Это антропологическое указание на длинноголовый тип как на коренной или первобытный, из коего произошло великорусское население, имеет еще особый интерес, если мы сравним средне-русские курганные черепа с скифскими и примем в соображение исторические факты и предположения. Первыми жителями, о которых только повествует нам история, в юго-восточной России были скифы, а они, сколько можно судить по имеющимся изображениям, были по чертам лица не монголы, а по черепу долихоцефалы, как это можно видеть из описанного мной собрания скифских черепов, добытых раскопками В. Б. Антоновича, Д. Я. Самоквасова и Т. Б. Кибальчича. Монголы были у скифского народонаселение только как примесь. Этот скифский длинноголовый череп очень сходен с тем длинноголовым черепом из Гамарни, который нашел Д. Я. Самоквасов в могиле с каменными орудиями Киевской губернии. На место скифов по истории являются славяне, но славяне — арийцы, а следовательно, по убеждению многих антропологов — длинноголовые. Здесь краниология приводит к тому же предположению, к какому не раз приходили и историки, что славянские племена искони жили, с каменного века в России, но что они известны были в истории под другими именами и в особенности скифов. Если принять, что название славян придано было впоследствии тем же скифам, то мы выясняем себе вполне краниологию Киевского округа. И здесь первоначальную основу составляло туземное длинноголовое племя, жившее с каменного века в степях южной России и еще в доисторическое время подвергавшееся влиянию короткоголовых кочевников в юго-восточной России и колонизации короткоголовых племен с запада.

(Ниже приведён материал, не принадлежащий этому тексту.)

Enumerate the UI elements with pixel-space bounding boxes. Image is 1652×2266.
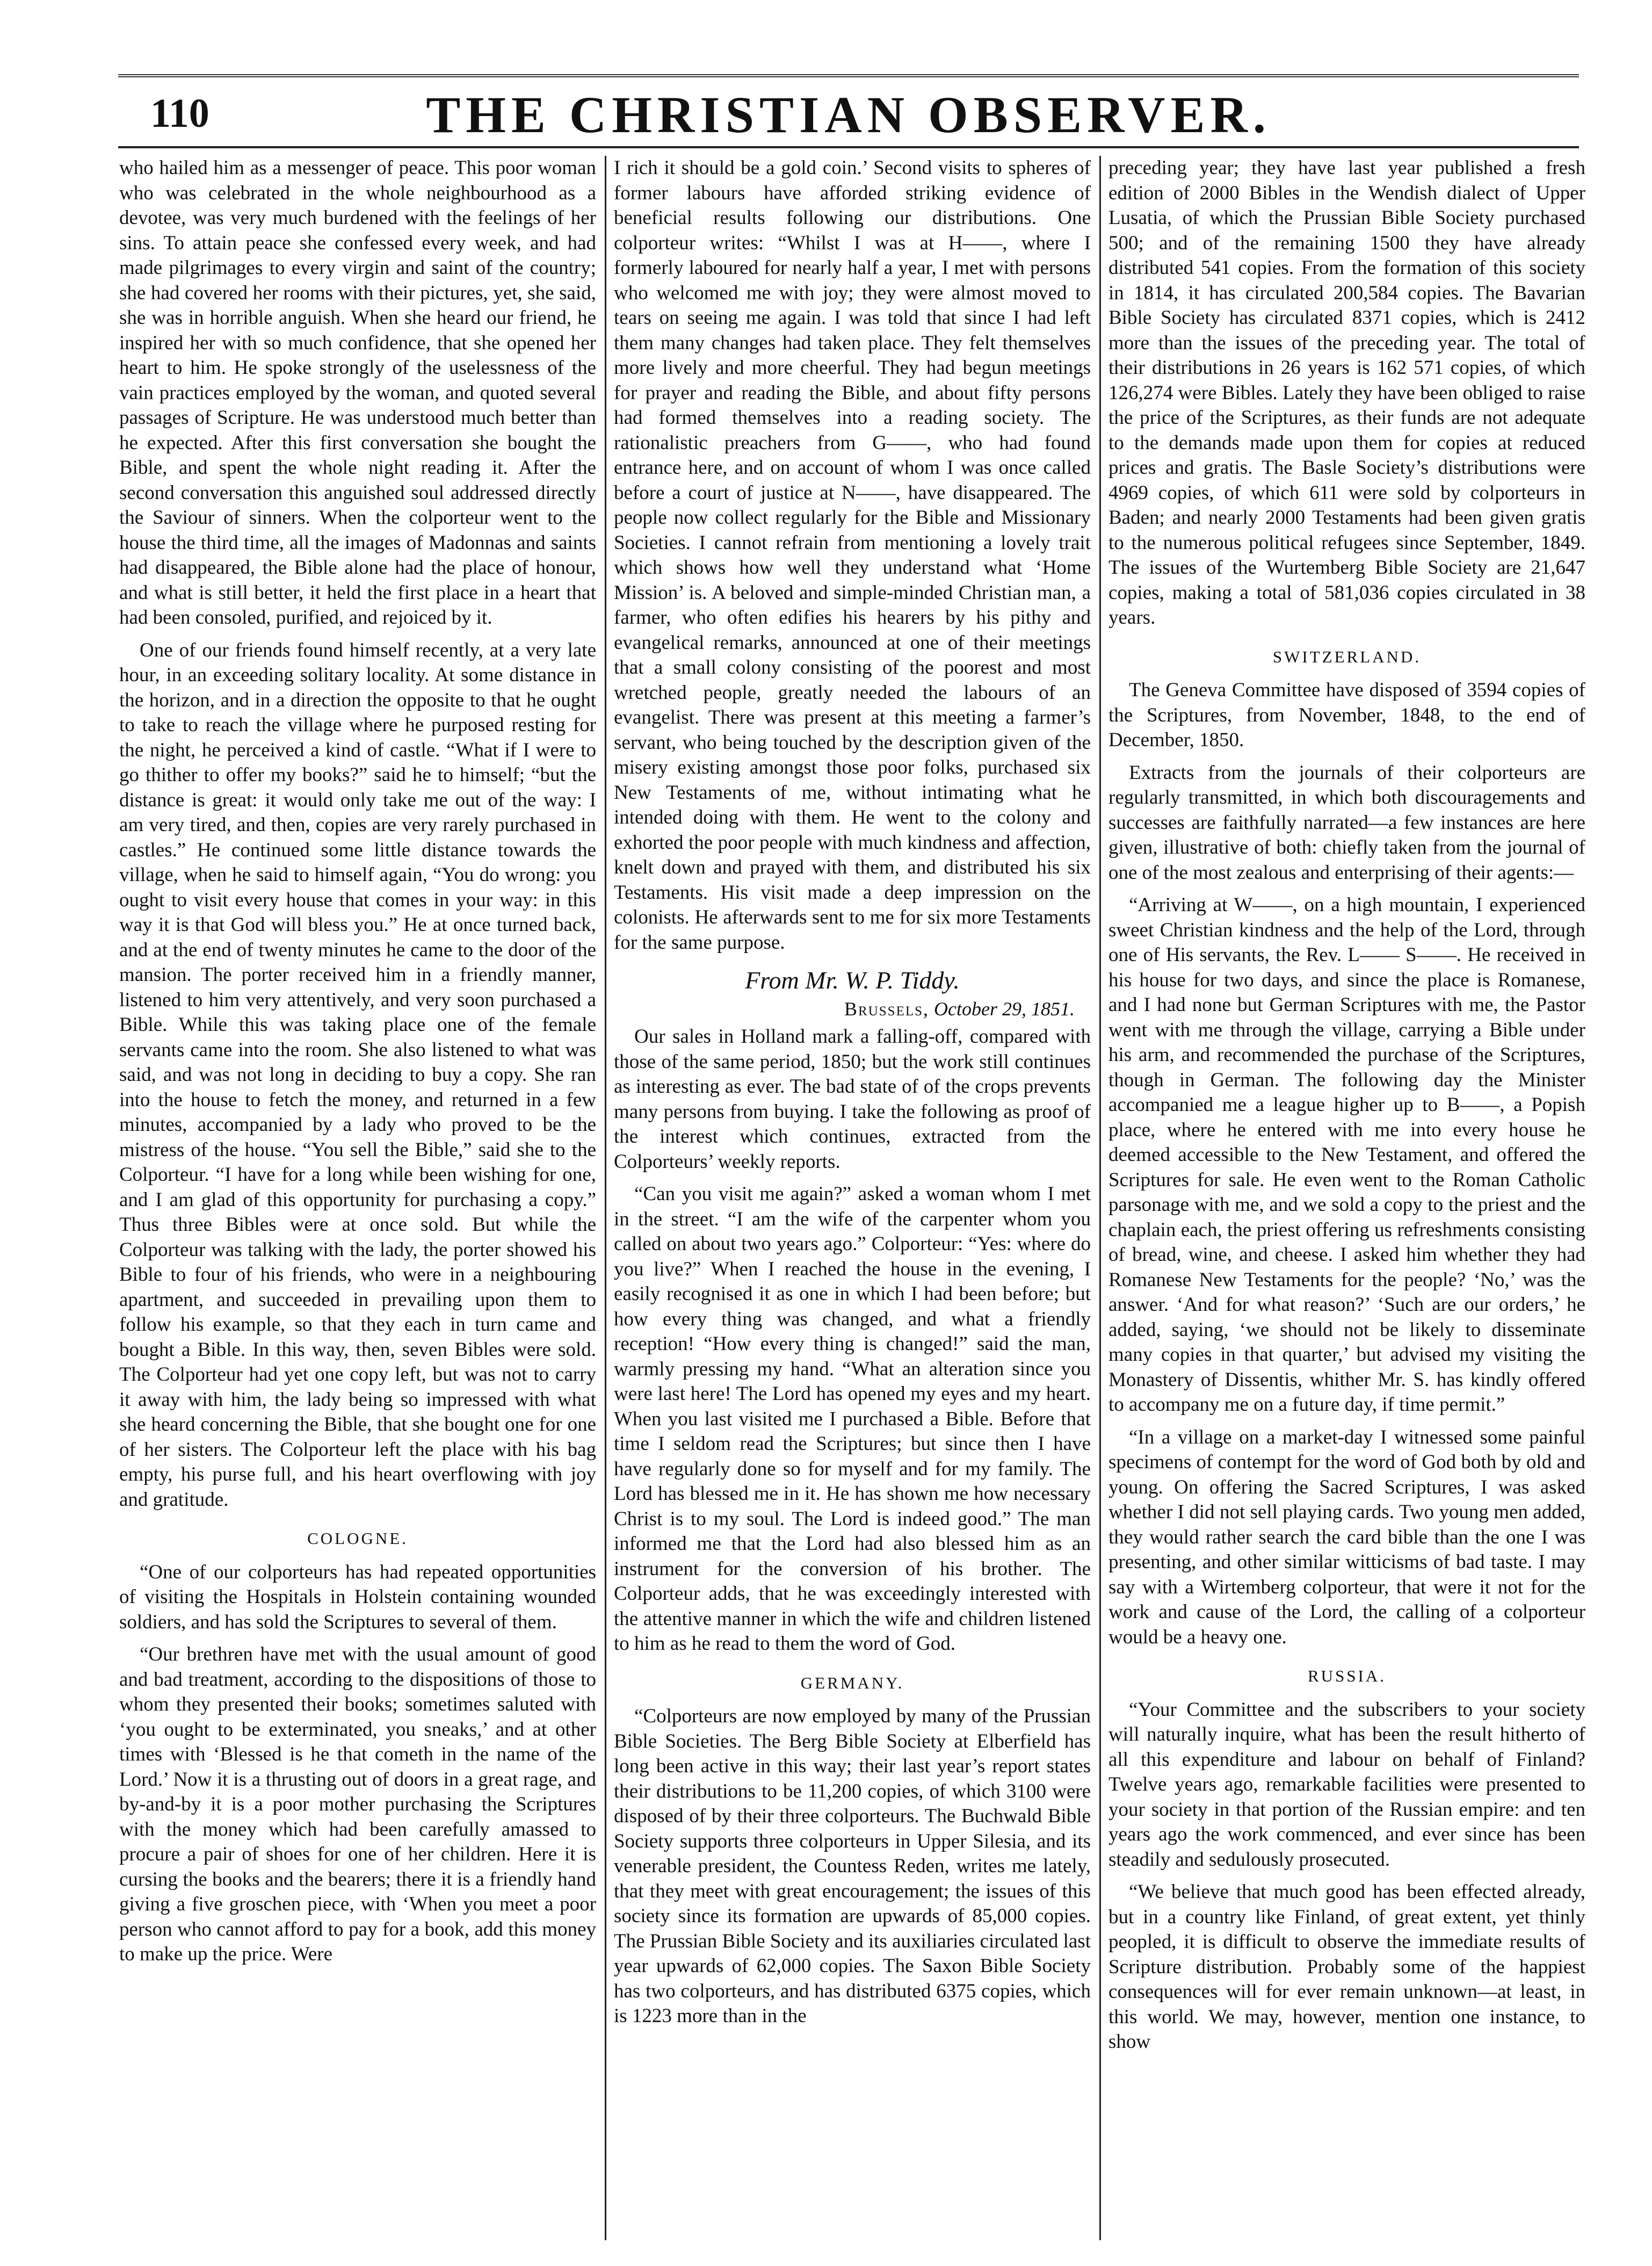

Как показывают киевские кладбища, эта колонизация всё более и более увеличивается в последующие исторические времена, и вместе с тем появляется и большее смешение краниологических типов.
Но славяне были и в Новгороде, и новгородские славяне влияли на Киев; каков же был их краниологический тип? На это у нас также уже существуют некоторые фактические ответы. К сожалению, по отношению Новгорода мы не имеем таких резко-определенных хронологических серий, какие были даны для Киевской губернии раскопками археологов, но сравнивая курганные черепа вообще из Новгородской губернии с черепами из жальников, описанными покойным Волкенштейном, и черепами из более общих могил кладбищенских близ самого Новгорода, мы видим: 1) курганные являются в значительной степени длинноголовыми, особенно мужчины; 2) что могилы в жальниках и в самом Новгороде, принадлежащие более новому времени, характеризуются преобладанием короткоголовых, так что и здесь является также хронологическая последовательность типов черепа, как и в Киевских и Московских населениях; 3) что короткоголовостью, почти вдвое большей в процентном отношении, отличаются женские и женоподобные черепа, как будто новгородцы себе приобретали жен из другого, отличного от них, племени; 4) короткоголовый тип как будто сосредоточивается по преимуществу в кладбищах около Новгорода, в жальниках Валдая и курганах Старой Руссы; в других же местностях, как в Лужском уезде, и других, больше длинноголовых. Наконец, что всего интересней, самые древние черепа Новгородской области, как видно из коллекции А. А. Иностранцева, длинноголовые, и притом не субдолихоцефалические, а чисто долихоцефалические.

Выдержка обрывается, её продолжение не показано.